Je ne suis pas une erreur

lorine

Cette nouvelle fait partie de la série de "La petite fille aux yeux dorés".

   Pendant longtemps, je n'ai pas voulu avoir d'enfant. J'étais attachée à ma vie tel qu'elle était. Je m'occupais des enfants de mes sœurs quand ces dernières en avaient besoin et gardait celui de ma voisine quand mon travail me le permettait. J'avais un mari aimant qui – au départ – était bien content de mon choix. Je crois que mes premières années de mariage ont été les plus belles de ma vie.

   Au village, nous étions vus comme un couple d'originaux et je n'étais pas vraiment respectée. J'avais été mariée tard comparé aux autres demoiselles de Clairetour. Elles avaient déjà enfanté une ou deux fois quand mon époux, Erwan, me passa la bague au doigt.

   J'étais attachée à ma liberté et je dérangeais beaucoup. Même les nobles et les bourgeoises de la ville me connaissaient. On m'associait à une vie frivole, épicurienne. J'étais une pécheresse. Mais peu m'importait. J'étais heureuse comme ça, dans mon monde, et ça me suffisait.

   Et puis, je ne sais pas ce qu'il lui a pris, s'il a cédé à l'opinion général ou s'il a évolué, mais mon aimé m'a demandé un enfant. J'ai longtemps refusé mais – pour lui – j'ai finalement accepté.

   Malheureusement, ça n'est jamais venu.

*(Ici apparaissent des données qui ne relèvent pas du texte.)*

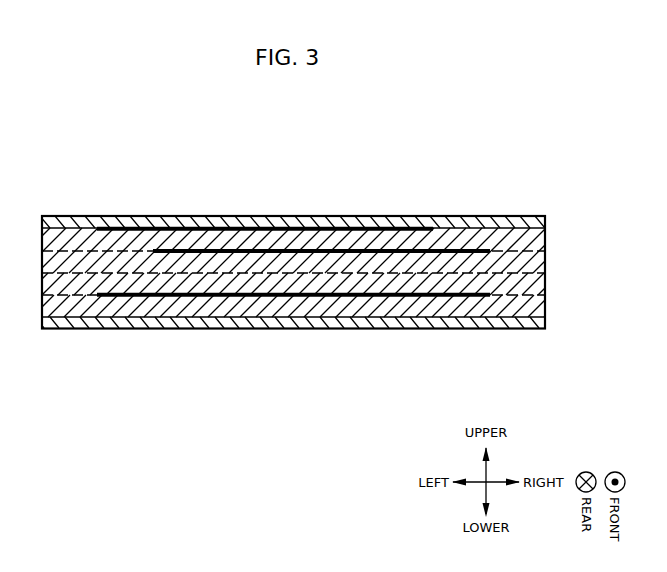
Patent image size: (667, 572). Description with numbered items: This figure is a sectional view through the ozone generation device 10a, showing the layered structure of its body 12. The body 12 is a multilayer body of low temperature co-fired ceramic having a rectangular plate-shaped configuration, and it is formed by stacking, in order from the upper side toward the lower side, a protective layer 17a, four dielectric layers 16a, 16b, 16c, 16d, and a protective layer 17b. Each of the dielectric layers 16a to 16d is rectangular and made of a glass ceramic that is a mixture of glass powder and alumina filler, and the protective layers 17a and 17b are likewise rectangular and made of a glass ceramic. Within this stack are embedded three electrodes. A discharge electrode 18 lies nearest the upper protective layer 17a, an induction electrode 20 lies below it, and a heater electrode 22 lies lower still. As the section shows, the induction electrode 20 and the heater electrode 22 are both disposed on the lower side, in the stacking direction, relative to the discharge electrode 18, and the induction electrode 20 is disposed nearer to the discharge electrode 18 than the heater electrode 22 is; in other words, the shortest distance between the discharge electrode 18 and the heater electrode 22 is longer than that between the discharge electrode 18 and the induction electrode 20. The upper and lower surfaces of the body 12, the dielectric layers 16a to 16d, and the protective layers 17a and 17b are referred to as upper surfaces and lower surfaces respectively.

The ozone generation device 10a is at (82, 130).
The body 12 is at (99, 205).
The dielectric layer 16a is at (545, 236).
The dielectric layer 16b is at (545, 261).
The dielectric layer 16c is at (545, 286).
The dielectric layer 16d is at (545, 310).
The protective layer 17a is at (526, 218).
The protective layer 17b is at (523, 324).
The discharge electrode 18 is at (330, 224).
The induction electrode 20 is at (441, 247).
The heater electrode 22 is at (372, 298).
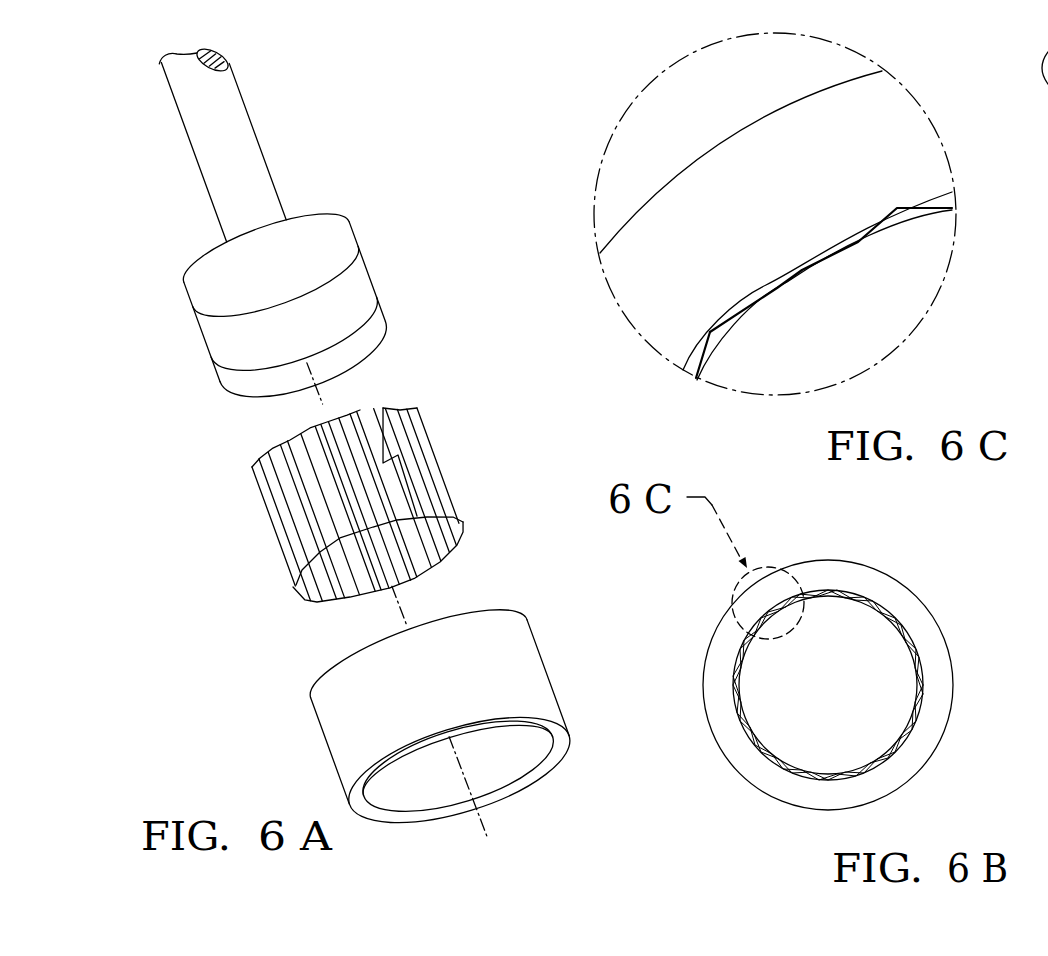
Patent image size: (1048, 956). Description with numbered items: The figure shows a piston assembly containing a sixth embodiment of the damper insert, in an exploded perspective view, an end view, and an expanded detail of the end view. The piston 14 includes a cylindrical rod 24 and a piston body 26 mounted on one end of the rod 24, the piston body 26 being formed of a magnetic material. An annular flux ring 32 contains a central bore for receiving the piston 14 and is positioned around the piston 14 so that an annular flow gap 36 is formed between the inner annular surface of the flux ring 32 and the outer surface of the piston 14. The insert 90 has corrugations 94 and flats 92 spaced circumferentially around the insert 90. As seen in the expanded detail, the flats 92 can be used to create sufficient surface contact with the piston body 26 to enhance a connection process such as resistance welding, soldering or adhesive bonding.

In FIG. 6A, the piston 14 is at (368, 265).
In FIG. 6A, the cylindrical rod 24 is at (235, 118).
In FIG. 6C, the piston body 26 is at (880, 290).
In FIG. 6A, the annular flux ring 32 is at (533, 667).
In FIG. 6B, the annular flux ring 32 is at (905, 760).
In FIG. 6C, the annular flux ring 32 is at (876, 102).
In FIG. 6C, the annular flow gap 36 is at (948, 189).
In FIG. 6A, the insert 90 is at (450, 471).
In FIG. 6A, the flats 92 is at (330, 525).
In FIG. 6C, the flats 92 is at (776, 292).
In FIG. 6A, the corrugations 94 is at (332, 447).
In FIG. 6C, the corrugations 94 is at (707, 329).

Selon le guérisseur du village, je ne pouvais pas donner la vie. J'ai appris cette nouvelle quand l'envie de procréer commençait à naitre en moi.

   Je n'ai pas encore la force d'en parler en détail, ni de l'écrire, mais pour faire simple, mon monde s'est écroulé. Mon époux, mon cher Erwan, m'a quitté pour se mettre avec une poule pondeuse et moi, je suis restée seule. Il ne me restait que mon métier de tisseuse.

   Le regard des gens a changé. Certains me regardaient avec pitié. Mais la plupart n'affichaient que du mépris en parlant de moi. J'étais une erreur dans un monde de princesse et de chevaliers entourés d'enfants. J'étais une erreur.

   Et puis un jour, elle est arrivée dans ma vie. Cette petite fille aux yeux dorés que je sentais si fragile mais en même si sombre, cruelle et animale. Je ne savais pas dans quoi je me lançais en la recueillant, cette froide nuit d'hiver. Je savais juste que ça ne serait jamais facile, mais qu'elle avait besoin de moi. Aujourd'hui, je sais que si je l'ai recueilli, ce n'était pas pour elle, mais pour moi. Je voulais prouver au monde dans lequel j'évoluais que je n'était pas une erreur, que – moi aussi – je pouvais faire comme les autres femmes.

    Mais aujourd'hui, ma vision des choses à bien changée.

   Non, je ne suis pas une erreur, je ne l'ai jamais été. Je suis juste différente. J'ai des envies différentes, des aspirations différentes et cette gamine vampire – que tous voudraient massacrés – fait partie de ma vie. Je l'aime malgré le danger qui brille dans ses pupilles et je l'aimerais toujours. Et si un jour sa part d'ombre prend le dessus et décide trop rapidement de mon sort, je sais que je ne regretterai pas ce choix. Elle m'a fait comprendre tant de choses qui seraient trop longues de décrire ici, dans ce petit carnet.

    Je l'aime, cette gamine venant d'un autre monde, sans doute beaucoup plus vieille que moi. C'est ma gamine.


***


   Rena referma le journal intime d'Audria. Pour la première fois depuis bien longtemps, ses yeux se mirent à laisser filer quelques minces filets de larmes. Rena avait rarement suscité autant d'affection depuis l'époque ou elle vivait avec sa famille et ça la touchait.

   Malheureusement, plus le temps passait, plus elle se rendait compte que la mentalité des humains la dégoutait. Elle aussi... se sentait beaucoup trop à part parmi ses proies. Ces dernières étaient si faibles et portant parfois plus cruels qu'elle.